Around the world, companies hold onto stock they know nothing about, or worse, promise products to customers they don’t have. Typically, retailers and brands operate on data that is only 65% accurate, wasting $1.5 trillion of revenue opportunities.
Retailers and brands without deep unit-level insights disappoint customers and miss business targets due to:
- Canceled orders
- Unplanned clearance events
- Unsatisfied SLAs
- Lack of agility
One of the technologies that allows companies to better track their inventory data is RFID.
Agile Companies Thrive
Solutions such as RFID allow companies to collect and share data about individual items. That level of data makes it possible to quickly and efficiently respond to customer needs and market conditions.
For example, one of Dsco’s customers, a leading off-price department store with over $3B in annual revenue and hundreds of stores worldwide, was facing store closures and massive drops in foot traffic due to COVID-19. But because the department store was already sitting on a gold mine of product data, they were able to launch Ship from Store in under two weeks, unlocking $250M in trapped inventory.
Nike as well, has been able to improve their customer experience by leveraging unit-level tracking to provide customers with product information like inventory quantities, sizes, alternate styles and colors, and product comparisons. This information, collected by tracking and consolidating unit-level product details, enables purchase decisions online and in-store, creating a smooth omnichannel experience for Nike’s customers.
Three Steps for Maximizing Unit Level Tracking
To fully capture the value of a system like RFID tagging, retailers and brands need to be able to use that data to drive business goals.
There are 3 basic steps for maximizing value from a unit-level tracking system:
Step 1. Start tracking individual physical products: Implement RFID or a similar solution to tag physical products. Capture basic and advanced product details for each item like the product category, attributes, and location.
Step 2. Connect data to other critical systems: Synchronize the data feeds from in-store or warehouse RFID readers with distributed order management, trading partners, demand planning tools, data visualization, and other enterprise retail technologies.
(Note: Many legacy systems do not support unit-level tracking. Dsco allows real-time or scheduled integrations to capture unit-level product data, with no additional data-sharing or storage fees.)

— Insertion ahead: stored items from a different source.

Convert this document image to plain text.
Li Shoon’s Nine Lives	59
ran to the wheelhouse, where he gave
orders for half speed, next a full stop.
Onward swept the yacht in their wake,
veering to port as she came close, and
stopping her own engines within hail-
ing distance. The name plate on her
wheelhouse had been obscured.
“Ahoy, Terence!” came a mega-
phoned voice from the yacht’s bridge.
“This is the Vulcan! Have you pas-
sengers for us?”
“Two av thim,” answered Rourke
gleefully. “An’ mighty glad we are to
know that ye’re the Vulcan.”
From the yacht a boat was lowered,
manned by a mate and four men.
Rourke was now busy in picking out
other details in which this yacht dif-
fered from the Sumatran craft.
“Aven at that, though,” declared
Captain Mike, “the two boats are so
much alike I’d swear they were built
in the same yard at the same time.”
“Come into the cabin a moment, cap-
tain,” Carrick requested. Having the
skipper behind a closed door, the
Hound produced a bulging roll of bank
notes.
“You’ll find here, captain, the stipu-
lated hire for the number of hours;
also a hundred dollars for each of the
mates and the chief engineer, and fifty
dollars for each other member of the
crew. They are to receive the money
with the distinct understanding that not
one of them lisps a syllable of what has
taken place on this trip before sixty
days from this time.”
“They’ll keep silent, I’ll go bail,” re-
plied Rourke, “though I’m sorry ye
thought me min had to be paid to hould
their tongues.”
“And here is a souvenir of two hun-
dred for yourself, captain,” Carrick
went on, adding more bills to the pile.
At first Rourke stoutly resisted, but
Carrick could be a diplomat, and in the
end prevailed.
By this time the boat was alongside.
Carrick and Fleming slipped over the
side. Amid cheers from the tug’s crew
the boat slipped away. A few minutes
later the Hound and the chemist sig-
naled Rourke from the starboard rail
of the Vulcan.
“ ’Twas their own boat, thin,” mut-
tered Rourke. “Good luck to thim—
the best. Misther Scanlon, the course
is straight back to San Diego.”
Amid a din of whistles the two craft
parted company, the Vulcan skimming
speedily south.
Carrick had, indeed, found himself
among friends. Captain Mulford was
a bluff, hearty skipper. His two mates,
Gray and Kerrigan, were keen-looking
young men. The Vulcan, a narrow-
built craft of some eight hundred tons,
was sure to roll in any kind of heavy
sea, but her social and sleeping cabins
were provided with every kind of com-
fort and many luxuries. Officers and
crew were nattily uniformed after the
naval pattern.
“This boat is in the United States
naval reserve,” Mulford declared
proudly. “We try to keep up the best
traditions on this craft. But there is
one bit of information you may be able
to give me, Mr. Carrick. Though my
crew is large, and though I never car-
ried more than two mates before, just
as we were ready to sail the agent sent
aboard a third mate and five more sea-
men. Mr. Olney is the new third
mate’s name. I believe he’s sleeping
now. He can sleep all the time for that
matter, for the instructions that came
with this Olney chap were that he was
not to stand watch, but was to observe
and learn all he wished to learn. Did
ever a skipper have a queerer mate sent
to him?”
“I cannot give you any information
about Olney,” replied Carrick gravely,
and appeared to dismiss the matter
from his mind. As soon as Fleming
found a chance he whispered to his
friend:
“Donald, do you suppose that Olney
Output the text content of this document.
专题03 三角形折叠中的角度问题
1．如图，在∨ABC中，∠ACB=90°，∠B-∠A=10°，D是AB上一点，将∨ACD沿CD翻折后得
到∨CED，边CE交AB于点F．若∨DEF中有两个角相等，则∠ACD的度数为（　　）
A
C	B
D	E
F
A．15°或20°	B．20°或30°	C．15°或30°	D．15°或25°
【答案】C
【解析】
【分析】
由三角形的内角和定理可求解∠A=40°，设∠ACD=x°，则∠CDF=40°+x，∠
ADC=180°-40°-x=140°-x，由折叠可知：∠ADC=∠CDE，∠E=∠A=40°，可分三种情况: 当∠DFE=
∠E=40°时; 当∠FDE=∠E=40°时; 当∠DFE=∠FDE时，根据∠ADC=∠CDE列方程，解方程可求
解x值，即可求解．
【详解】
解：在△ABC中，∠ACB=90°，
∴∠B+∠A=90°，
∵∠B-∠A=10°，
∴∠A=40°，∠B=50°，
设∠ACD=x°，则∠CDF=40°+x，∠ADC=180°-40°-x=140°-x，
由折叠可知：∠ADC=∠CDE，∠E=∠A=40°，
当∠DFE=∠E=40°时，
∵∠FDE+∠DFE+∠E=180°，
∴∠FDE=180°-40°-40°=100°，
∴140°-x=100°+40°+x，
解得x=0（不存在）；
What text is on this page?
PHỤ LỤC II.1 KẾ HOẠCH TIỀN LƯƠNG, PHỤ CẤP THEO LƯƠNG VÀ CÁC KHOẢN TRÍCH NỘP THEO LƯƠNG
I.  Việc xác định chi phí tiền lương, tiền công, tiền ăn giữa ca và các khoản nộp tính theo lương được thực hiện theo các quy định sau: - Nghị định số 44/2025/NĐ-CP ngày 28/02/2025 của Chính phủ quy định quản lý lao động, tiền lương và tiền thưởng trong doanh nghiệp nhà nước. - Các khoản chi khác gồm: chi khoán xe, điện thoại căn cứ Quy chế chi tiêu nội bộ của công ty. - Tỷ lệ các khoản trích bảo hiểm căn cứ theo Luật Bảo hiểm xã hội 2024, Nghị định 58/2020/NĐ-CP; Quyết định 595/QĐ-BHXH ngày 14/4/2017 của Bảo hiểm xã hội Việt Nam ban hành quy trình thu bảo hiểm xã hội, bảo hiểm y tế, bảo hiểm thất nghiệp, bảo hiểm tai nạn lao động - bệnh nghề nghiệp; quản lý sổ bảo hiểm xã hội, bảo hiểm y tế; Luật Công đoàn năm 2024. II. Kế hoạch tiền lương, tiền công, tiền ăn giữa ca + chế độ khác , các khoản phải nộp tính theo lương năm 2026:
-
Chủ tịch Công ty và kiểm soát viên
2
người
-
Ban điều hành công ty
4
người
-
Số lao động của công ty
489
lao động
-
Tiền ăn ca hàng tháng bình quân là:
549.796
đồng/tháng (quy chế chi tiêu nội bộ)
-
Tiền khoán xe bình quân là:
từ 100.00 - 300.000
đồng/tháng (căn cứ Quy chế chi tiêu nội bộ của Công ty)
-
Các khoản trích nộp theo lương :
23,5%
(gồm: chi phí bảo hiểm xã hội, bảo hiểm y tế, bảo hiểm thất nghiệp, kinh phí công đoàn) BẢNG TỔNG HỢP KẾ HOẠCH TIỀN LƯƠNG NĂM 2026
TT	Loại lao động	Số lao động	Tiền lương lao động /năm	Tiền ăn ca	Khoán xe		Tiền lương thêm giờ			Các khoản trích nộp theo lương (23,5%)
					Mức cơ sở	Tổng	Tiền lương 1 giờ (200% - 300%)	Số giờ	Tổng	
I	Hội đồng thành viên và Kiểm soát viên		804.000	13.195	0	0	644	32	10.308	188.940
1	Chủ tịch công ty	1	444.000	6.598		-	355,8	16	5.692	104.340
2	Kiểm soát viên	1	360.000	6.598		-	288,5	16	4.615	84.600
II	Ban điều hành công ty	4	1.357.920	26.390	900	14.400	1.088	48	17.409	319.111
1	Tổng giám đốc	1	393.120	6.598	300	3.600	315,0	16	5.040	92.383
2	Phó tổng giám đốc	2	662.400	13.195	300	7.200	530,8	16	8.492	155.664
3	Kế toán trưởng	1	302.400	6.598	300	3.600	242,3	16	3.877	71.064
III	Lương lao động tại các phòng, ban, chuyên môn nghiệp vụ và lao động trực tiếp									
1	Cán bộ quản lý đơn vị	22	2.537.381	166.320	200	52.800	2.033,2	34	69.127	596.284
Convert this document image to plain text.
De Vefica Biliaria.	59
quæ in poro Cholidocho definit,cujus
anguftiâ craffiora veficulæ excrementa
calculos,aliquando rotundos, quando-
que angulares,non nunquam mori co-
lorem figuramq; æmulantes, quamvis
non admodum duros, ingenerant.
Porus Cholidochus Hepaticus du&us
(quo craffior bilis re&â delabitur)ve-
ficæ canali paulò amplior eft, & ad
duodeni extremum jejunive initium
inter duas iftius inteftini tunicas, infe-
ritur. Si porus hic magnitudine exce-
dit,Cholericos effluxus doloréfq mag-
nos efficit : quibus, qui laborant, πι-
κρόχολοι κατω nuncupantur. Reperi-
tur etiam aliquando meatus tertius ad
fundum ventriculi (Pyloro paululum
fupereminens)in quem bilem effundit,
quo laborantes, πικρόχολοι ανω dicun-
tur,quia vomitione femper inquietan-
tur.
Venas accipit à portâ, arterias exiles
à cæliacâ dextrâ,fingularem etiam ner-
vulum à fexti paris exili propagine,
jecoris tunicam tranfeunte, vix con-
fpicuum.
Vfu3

Step 3. Make moves: Create new connections and business rules in corresponding systems, or leverage a data exchange platform like Dsco as your single source of truth to automate data validation, item detail sharing, exception management, order routing simulations, and other deep data analysis.
Unit-Level Tracking Drives Revenue
The more you know about your inventory, the more influence you will have over operational costs and revenue-driving experiences. According to Gartner, “With item-level RFID, retailers have experienced an improvement in inventory accuracy from roughly 65% to 99% — a 50% reduction in out-of-stock items, and 2% to 7% an average sales lift.”
Unit-level tracking enables cost reductions by helping you answer critical questions like:
- What can I promise to sell, right now?
- What do I need to order?
- What inventory isn’t moving?
While adding confidence to answer merchandising questions such as:
- What variations does X-product come in?
- Do I have it in stock, and if so, how much of each variation is available?
- Where, geographically and within a building, is it located right now?
Additionally, with unit-level details you can provide customers with more order information like:
- Can I pick up my order from a local store instead?
- If my order didn’t ship in-full, which items am I still waiting for?
- Where are those items coming from?
Overall RFID not only increases revenue and saves companies millions of dollars every year through lower opportunity costs and cancellations, it also creates a better customer experience, better analytics, better forecasting, and higher integration between channels.
The world is moving fast. Implement and integrate unit-level tracking so you can move faster.